Is the President on a speeding-up treadmill struggling not to fall behind, as Paul Krugman suggests today?
“The problem with the budget,” John Cassidy diagnoses in the New Yorker, “isn’t its size or its underlying philosophy, which is one of pragmatic progressivism. The problem is that unless the deterioration of the economy stops, the Administration’s ambitious multiyear plans could end up being purely symbolic…
“With some economists talking openly about a ‘depression,’ the Administration needs to start rethinking elements of its recovery program, and the President himself needs to get more involved.”

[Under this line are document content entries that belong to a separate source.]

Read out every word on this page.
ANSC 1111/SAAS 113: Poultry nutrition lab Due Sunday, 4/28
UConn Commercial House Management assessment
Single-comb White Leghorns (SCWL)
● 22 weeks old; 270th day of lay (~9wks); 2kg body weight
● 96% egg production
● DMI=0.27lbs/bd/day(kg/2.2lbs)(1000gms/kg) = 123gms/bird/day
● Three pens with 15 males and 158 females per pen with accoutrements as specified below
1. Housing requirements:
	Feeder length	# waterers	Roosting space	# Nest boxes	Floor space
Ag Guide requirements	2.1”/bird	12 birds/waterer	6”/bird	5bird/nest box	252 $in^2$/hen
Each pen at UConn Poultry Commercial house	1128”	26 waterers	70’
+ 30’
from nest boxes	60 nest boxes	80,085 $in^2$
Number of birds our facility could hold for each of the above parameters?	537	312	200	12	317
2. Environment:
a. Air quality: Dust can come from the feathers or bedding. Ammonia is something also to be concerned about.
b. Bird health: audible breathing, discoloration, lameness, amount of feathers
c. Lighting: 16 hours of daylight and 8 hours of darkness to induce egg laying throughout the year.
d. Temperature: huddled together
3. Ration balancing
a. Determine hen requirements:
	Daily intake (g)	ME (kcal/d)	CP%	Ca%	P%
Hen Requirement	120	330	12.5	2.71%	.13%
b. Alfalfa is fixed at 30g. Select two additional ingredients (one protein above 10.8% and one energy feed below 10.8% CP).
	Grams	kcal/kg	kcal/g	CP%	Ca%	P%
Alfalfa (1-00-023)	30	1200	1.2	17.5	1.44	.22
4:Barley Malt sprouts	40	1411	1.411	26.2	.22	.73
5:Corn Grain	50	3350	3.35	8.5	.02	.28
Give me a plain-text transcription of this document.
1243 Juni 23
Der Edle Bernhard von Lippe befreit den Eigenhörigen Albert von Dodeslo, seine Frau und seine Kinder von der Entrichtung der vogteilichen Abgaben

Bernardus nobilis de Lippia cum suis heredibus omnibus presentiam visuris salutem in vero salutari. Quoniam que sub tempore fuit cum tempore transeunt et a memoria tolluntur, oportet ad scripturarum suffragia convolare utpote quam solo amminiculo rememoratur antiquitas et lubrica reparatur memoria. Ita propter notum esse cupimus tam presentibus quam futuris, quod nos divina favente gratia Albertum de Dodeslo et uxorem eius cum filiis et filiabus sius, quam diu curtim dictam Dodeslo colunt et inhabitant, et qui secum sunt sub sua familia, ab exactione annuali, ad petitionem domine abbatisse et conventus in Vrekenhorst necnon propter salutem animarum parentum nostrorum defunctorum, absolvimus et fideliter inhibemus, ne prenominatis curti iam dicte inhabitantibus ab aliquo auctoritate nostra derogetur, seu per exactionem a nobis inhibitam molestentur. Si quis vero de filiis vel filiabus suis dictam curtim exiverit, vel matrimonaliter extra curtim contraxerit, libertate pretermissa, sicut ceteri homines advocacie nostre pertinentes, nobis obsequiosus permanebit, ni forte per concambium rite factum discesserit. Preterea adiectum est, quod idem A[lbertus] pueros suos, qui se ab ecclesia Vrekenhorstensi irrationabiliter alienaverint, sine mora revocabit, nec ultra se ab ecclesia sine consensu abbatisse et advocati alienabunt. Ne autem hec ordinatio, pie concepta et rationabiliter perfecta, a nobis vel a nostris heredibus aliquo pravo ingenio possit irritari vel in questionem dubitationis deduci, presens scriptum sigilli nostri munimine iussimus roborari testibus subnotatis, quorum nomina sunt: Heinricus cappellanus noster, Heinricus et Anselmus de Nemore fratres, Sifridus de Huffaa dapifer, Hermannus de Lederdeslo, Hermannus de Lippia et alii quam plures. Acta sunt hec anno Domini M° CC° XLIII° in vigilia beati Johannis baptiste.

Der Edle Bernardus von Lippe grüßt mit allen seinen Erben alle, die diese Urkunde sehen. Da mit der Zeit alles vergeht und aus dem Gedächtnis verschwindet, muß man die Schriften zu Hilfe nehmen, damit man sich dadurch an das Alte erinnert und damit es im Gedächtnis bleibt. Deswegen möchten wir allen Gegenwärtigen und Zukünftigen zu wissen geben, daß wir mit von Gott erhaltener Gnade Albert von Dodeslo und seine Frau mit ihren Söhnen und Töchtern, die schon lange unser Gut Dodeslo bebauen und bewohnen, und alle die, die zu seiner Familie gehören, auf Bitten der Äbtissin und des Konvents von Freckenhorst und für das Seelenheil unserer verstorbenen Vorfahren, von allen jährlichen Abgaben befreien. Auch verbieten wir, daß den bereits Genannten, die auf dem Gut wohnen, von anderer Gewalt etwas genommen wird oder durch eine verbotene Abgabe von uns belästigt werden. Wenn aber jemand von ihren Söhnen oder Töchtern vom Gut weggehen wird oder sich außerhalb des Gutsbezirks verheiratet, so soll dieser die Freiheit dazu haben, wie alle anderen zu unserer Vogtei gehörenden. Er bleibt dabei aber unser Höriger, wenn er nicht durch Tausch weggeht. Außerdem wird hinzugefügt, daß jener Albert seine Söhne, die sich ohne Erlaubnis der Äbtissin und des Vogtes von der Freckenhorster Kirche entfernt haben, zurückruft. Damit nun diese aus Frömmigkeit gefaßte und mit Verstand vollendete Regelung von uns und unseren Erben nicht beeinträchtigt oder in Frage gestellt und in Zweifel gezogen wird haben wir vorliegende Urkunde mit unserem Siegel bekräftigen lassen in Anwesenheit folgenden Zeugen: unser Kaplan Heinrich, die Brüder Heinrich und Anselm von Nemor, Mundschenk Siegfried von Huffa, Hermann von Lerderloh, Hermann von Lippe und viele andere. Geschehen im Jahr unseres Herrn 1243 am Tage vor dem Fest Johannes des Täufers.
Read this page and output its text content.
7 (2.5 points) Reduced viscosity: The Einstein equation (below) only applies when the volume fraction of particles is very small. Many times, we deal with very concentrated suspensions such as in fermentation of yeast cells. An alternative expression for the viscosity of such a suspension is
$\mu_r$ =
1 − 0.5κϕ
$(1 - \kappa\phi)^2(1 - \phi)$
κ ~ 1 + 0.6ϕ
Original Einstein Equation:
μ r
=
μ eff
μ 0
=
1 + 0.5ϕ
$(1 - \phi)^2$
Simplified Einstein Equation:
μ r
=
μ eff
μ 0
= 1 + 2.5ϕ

In the New York Review of Books, long-time Washington watcher Elizabeth Drew observes that “the still-new President has a staggering number of challenges before him…Yet the President was traveling for most of his third and fourth full weeks in office. A little more management may be in order” and adds that “the President’s aides had concluded that it hadn’t been helpful for Obama to be seen participating in the give-and-take of Washington, that ‘that’s not what he was elected to do.’ Yes it is.”
All this polite, nervous yet serious criticism of a president they were prepared to cheer on reflects the disappearance for opinion makers of the black-and-white days of Bush and the new era of huge gray issues such as economic stimulus, bank bailouts and mouth-to-mouth resuscitation for Detroit.